The best way to understand what incentives would encourage stakeholders within the university community to help support TDM and related practices is, of course, to consult with them.

Thus far, few universities have taken concrete steps towards policies supporting TDM. Many more are interested in supporting TDM in principle, but uncertain how to go about developing and implementing policy in this area. If you or your institution has had success in developing strategies around supporting TDM and data-related skills, we encourage you to share and promote your success stories with others. 5

Summary of key points

Universities are uniquely placed to support the uptake of TDM, but to fully capitalise on this potential ultimately requires a central, coordinated approach to bring together information, resources, and people in this field. Some ways that you can gather and encourage support and awareness around TDM at your university include:

  • carrying out surveys or interviews to demonstrate a need for TDM support;
  • involving and engaging with all stakeholders across the university;
  • understanding the organisation of education and research faculties, and how TDM and related skills might fit into existing processes;
  • bringing together information about and access to resources, to make these easily discoverable by people interested in TDM;
  • finding and identifying early adopters who are personally interested in promoting or pursuing TDM;
  • introducing incentives for people to engage with TDM-related initiatives; and
  • sharing experiences and success stories so that others can learn from them.

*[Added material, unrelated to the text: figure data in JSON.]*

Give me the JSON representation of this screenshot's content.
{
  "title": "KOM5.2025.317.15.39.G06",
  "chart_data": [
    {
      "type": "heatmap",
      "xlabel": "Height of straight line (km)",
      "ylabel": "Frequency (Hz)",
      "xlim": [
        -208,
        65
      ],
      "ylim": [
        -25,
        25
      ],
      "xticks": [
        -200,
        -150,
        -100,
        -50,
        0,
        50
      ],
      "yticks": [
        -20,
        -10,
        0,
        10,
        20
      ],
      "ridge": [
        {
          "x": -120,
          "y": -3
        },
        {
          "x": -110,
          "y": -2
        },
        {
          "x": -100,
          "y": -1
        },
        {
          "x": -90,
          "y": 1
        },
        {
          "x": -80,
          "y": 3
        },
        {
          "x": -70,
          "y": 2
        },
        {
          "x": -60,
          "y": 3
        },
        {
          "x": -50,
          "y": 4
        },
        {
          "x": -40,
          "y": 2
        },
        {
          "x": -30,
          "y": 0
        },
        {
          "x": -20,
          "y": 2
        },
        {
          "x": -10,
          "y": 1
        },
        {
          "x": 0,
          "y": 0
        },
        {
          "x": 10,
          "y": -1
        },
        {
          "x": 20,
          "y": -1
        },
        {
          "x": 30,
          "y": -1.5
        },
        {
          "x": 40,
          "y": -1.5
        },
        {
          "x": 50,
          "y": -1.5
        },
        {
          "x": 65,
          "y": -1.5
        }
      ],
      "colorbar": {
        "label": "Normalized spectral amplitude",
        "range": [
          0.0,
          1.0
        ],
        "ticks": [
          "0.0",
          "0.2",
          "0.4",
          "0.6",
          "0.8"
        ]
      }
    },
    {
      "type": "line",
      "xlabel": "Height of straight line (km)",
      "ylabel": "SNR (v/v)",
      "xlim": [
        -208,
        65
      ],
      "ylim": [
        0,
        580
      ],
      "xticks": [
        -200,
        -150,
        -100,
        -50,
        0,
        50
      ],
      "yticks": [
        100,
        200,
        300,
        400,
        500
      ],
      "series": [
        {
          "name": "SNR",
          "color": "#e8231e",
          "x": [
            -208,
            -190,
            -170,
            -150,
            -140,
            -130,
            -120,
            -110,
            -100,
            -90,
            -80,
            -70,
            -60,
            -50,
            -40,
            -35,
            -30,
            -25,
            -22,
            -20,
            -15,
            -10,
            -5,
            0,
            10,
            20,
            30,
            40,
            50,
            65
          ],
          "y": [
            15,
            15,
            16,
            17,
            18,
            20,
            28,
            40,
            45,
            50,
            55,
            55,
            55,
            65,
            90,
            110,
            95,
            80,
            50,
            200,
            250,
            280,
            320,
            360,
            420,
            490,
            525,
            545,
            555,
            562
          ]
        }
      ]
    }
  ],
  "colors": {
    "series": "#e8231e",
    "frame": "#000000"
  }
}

Case studies of how particular universities have begun to address support for TDM will be shared via the FutureTDM blog and awareness sheets.

Skills and Education

All aspects of the TDM landscape rely on stakeholders and practitioners having access to the necessary skills, education and support to carry out TDM projects. Universities play a crucial role in supplying the necessary skills, education and awareness that underpin all other aspects of the TDM value chain.

Lack of awareness

Even though TDM technologies began emerging in the 1990s, it is still seen by many as a new, or even a “niche” field. Particularly outside of traditionally data-driven disciplines, there can be less awareness of or interest in TDM – despite its vast potential for applications in all areas.

Skills gap

A further challenge is bridging the gap between students or researchers in a given domain, and experts in data-related skills. Just as researchers may not have the expertise to understand TDM tools and applications, experts in TDM may not have the domain-specific knowledge to understand how those tools can be applied in a given discipline.